If I were a poor man (and I am), I'd go spange a little just to keep you guys playing. Have fun!!!!


----------



## The Cack (Jan 17, 2012)

mmmmmmmichael said:


> If I were a poor man (and I am), I'd go spange a little just to keep you guys playing. Have fun!!!!


 
Awwwwww, may many mythical blowjobs be sent your way


----------



## absurdtoast (Jan 19, 2012)

woooooo!


----------



## The Cack (Jan 20, 2012)

any requests for the next few weeks?? 
Jaques Brel? GG Allin? Amebix?
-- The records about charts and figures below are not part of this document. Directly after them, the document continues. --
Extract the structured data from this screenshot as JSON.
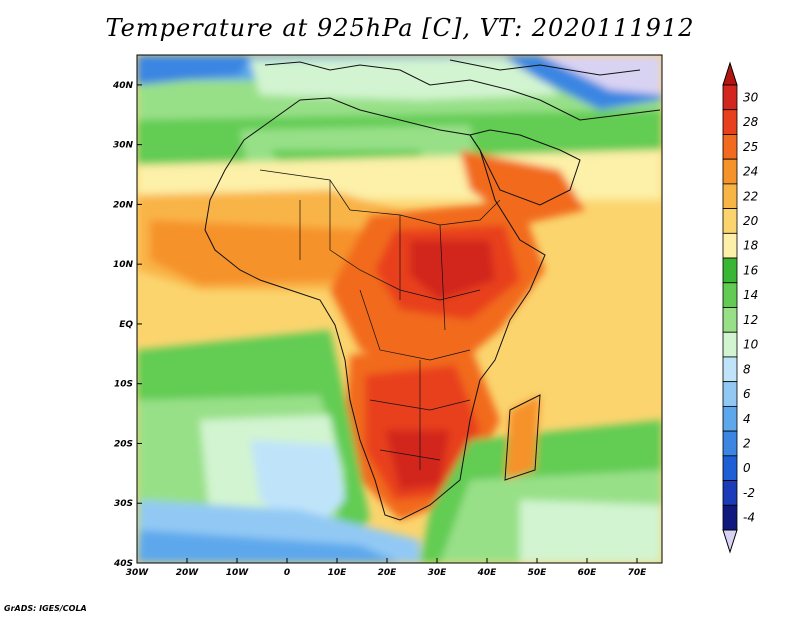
{
  "title": "Temperature at 925hPa [C], VT: 2020111912",
  "credit": "GrADS: IGES/COLA",
  "map": {
    "lon_ticks": [
      "30W",
      "20W",
      "10W",
      "0",
      "10E",
      "20E",
      "30E",
      "40E",
      "50E",
      "60E",
      "70E"
    ],
    "lat_ticks": [
      "40N",
      "30N",
      "20N",
      "10N",
      "EQ",
      "10S",
      "20S",
      "30S",
      "40S"
    ]
  },
  "colorbar": {
    "labels": [
      "30",
      "28",
      "25",
      "24",
      "22",
      "20",
      "18",
      "16",
      "14",
      "12",
      "10",
      "8",
      "6",
      "4",
      "2",
      "0",
      "-2",
      "-4"
    ],
    "colors": [
      "#d2261e",
      "#e8401c",
      "#f26a1e",
      "#f6922a",
      "#f9b446",
      "#fbd46e",
      "#fdf0a8",
      "#39b734",
      "#62cc52",
      "#98e088",
      "#d2f4d0",
      "#bfe4f9",
      "#92c9f4",
      "#5da8ec",
      "#3a86e2",
      "#1e5fd6",
      "#1a3cb8",
      "#101a7e"
    ],
    "top_color": "#b31510",
    "bottom_color": "#d9d3f3"
  }
}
Vladimir Vysotsky??


----------



## bicycle (Jan 20, 2012)

vysotsky it will be , the song about horses. or banjoe po chornomoe tapi


----------



## The Cack (Jan 20, 2012)

cloudsreflectthesun said:


> vysotsky it will be , the song about horses. or banjoe po chornomoe tapi



Time to brush up on my Russian!


----------



## bicycle (Jan 21, 2012)

You know russian?


----------



## bicycle (Jan 21, 2012)

hell stupid question if you play vysotsky, you could play viktor tsoi too xD


----------



## bicycle (Jan 21, 2012)




----------



## The Cack (Jan 21, 2012)

I know a tiny bit of Lithuanian and Polish...


----------